Brixsy hopes to change the home-buying game.

Matt Einheber, CEO of Brixsy.

Matt Einheber, CEO of Brixsy.

Matt Einheber ran a title insurance agency for 10 years and knows that finding public-record data often means sorting through a “sea of information that’s very disorganized.”

Then something changed. Cities like Philadelphia began organizing their public data in easier-to-use, machine readable formats. That made a slew of information about properties in the city easier to discover.

So Einheber created Brixsy, a website that offers free information about properties like zoning usage, land size, building size and taxes owed — as well as other information like mortgage information and judgments for a $35 fee.

“Public record data tells you the backstory of a property owner,” he said.

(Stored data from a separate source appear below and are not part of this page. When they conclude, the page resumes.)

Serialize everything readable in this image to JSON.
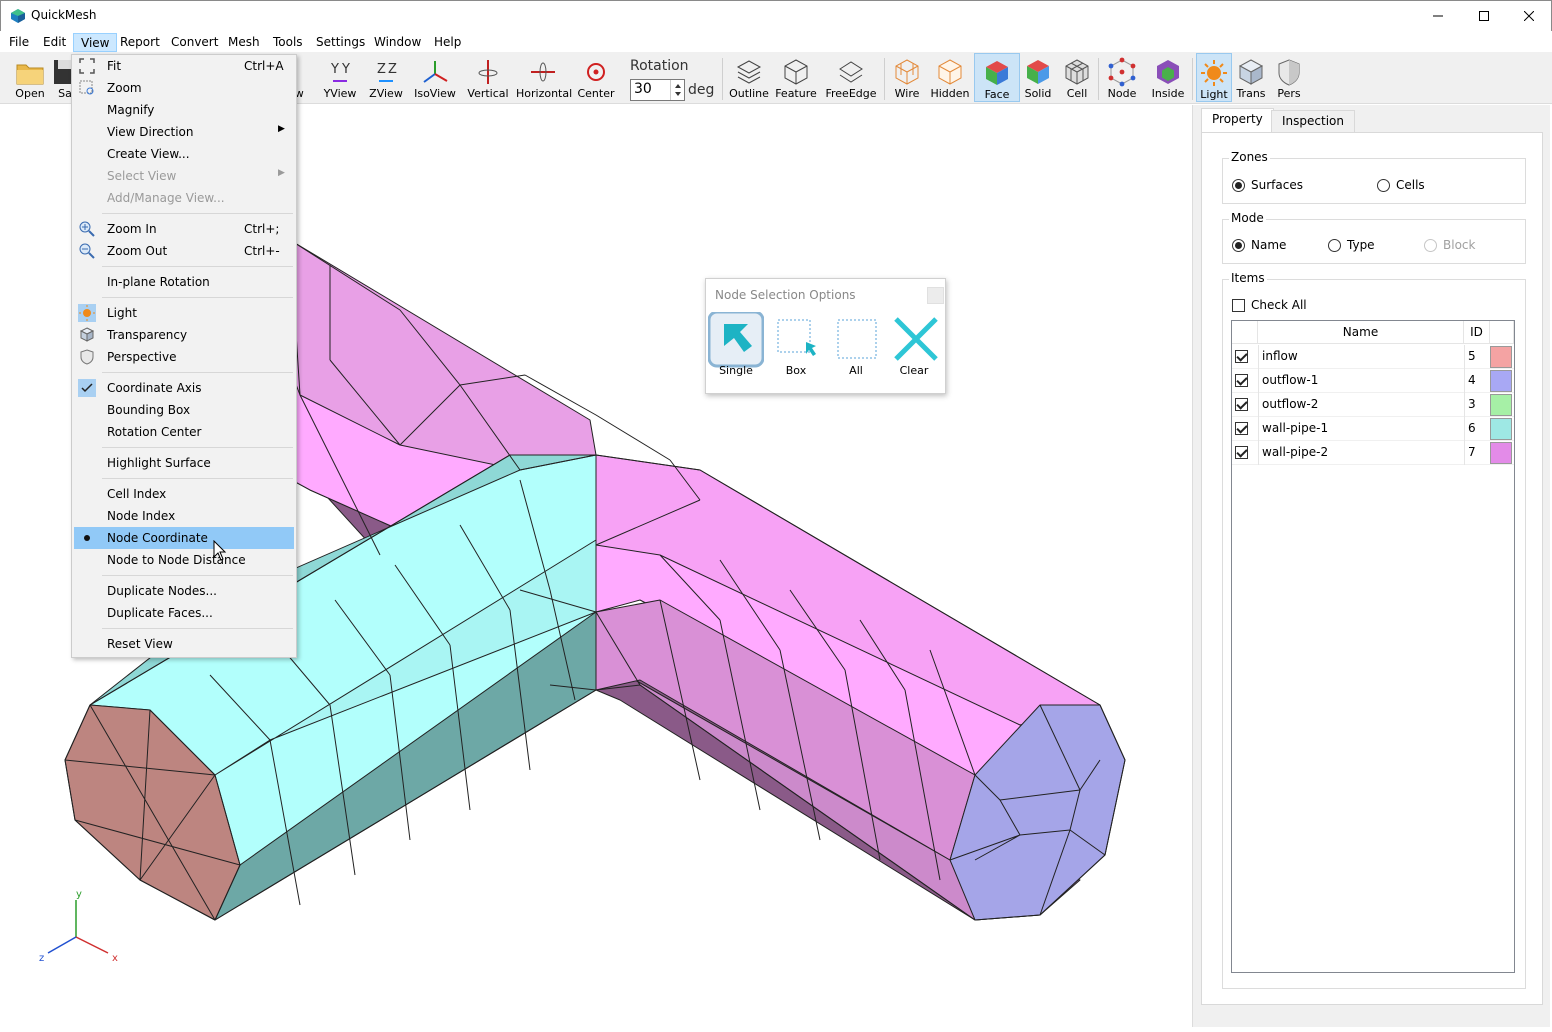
{
  "window": {
    "title": "QuickMesh"
  },
  "menubar": {
    "items": [
      "File",
      "Edit",
      "View",
      "Report",
      "Convert",
      "Mesh",
      "Tools",
      "Settings",
      "Window",
      "Help"
    ]
  },
  "toolbar": {
    "buttons": [
      "Open",
      "Sa",
      "ew",
      "YView",
      "ZView",
      "IsoView",
      "Vertical",
      "Horizontal",
      "Center",
      "Outline",
      "Feature",
      "FreeEdge",
      "Wire",
      "Hidden",
      "Face",
      "Solid",
      "Cell",
      "Node",
      "Inside",
      "Light",
      "Trans",
      "Pers"
    ],
    "rotation_label": "Rotation",
    "rotation_value": "30",
    "rotation_unit": "deg"
  },
  "view_menu": {
    "fit": "Fit",
    "fit_shortcut": "Ctrl+A",
    "zoom": "Zoom",
    "magnify": "Magnify",
    "view_direction": "View Direction",
    "create_view": "Create View...",
    "select_view": "Select View",
    "add_manage_view": "Add/Manage View...",
    "zoom_in": "Zoom In",
    "zoom_in_shortcut": "Ctrl+;",
    "zoom_out": "Zoom Out",
    "zoom_out_shortcut": "Ctrl+-",
    "inplane_rotation": "In-plane Rotation",
    "light": "Light",
    "transparency": "Transparency",
    "perspective": "Perspective",
    "coordinate_axis": "Coordinate Axis",
    "bounding_box": "Bounding Box",
    "rotation_center": "Rotation Center",
    "highlight_surface": "Highlight Surface",
    "cell_index": "Cell Index",
    "node_index": "Node Index",
    "node_coordinate": "Node Coordinate",
    "node_to_node_distance": "Node to Node Distance",
    "duplicate_nodes": "Duplicate Nodes...",
    "duplicate_faces": "Duplicate Faces...",
    "reset_view": "Reset View"
  },
  "node_selection": {
    "title": "Node Selection Options",
    "single": "Single",
    "box": "Box",
    "all": "All",
    "clear": "Clear"
  },
  "panel": {
    "tabs": [
      "Property",
      "Inspection"
    ],
    "zones_title": "Zones",
    "zones_surfaces": "Surfaces",
    "zones_cells": "Cells",
    "mode_title": "Mode",
    "mode_name": "Name",
    "mode_type": "Type",
    "mode_block": "Block",
    "items_title": "Items",
    "check_all": "Check All",
    "col_name": "Name",
    "col_id": "ID",
    "rows": [
      {
        "name": "inflow",
        "id": "5",
        "color": "#f4a3a3",
        "checked": true
      },
      {
        "name": "outflow-1",
        "id": "4",
        "color": "#a8a8f4",
        "checked": true
      },
      {
        "name": "outflow-2",
        "id": "3",
        "color": "#a6f0a6",
        "checked": true
      },
      {
        "name": "wall-pipe-1",
        "id": "6",
        "color": "#9ee8e4",
        "checked": true
      },
      {
        "name": "wall-pipe-2",
        "id": "7",
        "color": "#e38be8",
        "checked": true
      }
    ]
  },
  "axis": {
    "x": "x",
    "y": "y",
    "z": "z"
  },
  "colors": {
    "accent": "#91c9f7",
    "pipe1_top": "#b2fffc",
    "pipe1_side": "#6da8a6",
    "pipe2_top": "#ffaaff",
    "pipe2_side": "#8a5a88",
    "inflow": "#bd8580",
    "outflow1": "#a5a5e8"
  }
}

It’s not aimed at the typical homebuyer who’s used to consumer sites like Zillow, Trulia or Realtor. Instead, it’s focused on real estate investors looking to flip houses or buy them before they hit the market. Einheber said sites like Zillow only provide market data — like property history, tax information and days on the market. But Brixsy offers more competitive information for people buying physically or financially distressed homes. A “motivated seller” could mean Aunt Ginny left you a house you don’t want or you’re under financial pressure because the property has liens.

“The competitive advantage of any real estate investor is they’re buying stuff that a motivated seller wants to move and may sell at less than the market value,” said Einheber.

In September 2015, Brixsy released a beta version to “a few hundred” real estate investors and asked for feedback. More than expected signed on as paying customers right away. The site now has users “in the high hundreds” and has seen revenue double every month in last three months, Einheber said.

He offered this quick example of how Brixsy saves real estate investors time: “Here’s a property I’m interested in. I chase down the owner to negotiate, then find out in a month or two that they owe more on the property than it’s worth and the deal falls apart. Now you can find that out in minutes.”

The company is currently self-funded but Einheber plans to hold a funding round in 2016. Scaling the business is a bit tricky since you need to work in markets like Philly with open public data. Einheber said he’s got his eyes on markets in California, Florida, Maryland and Arizona.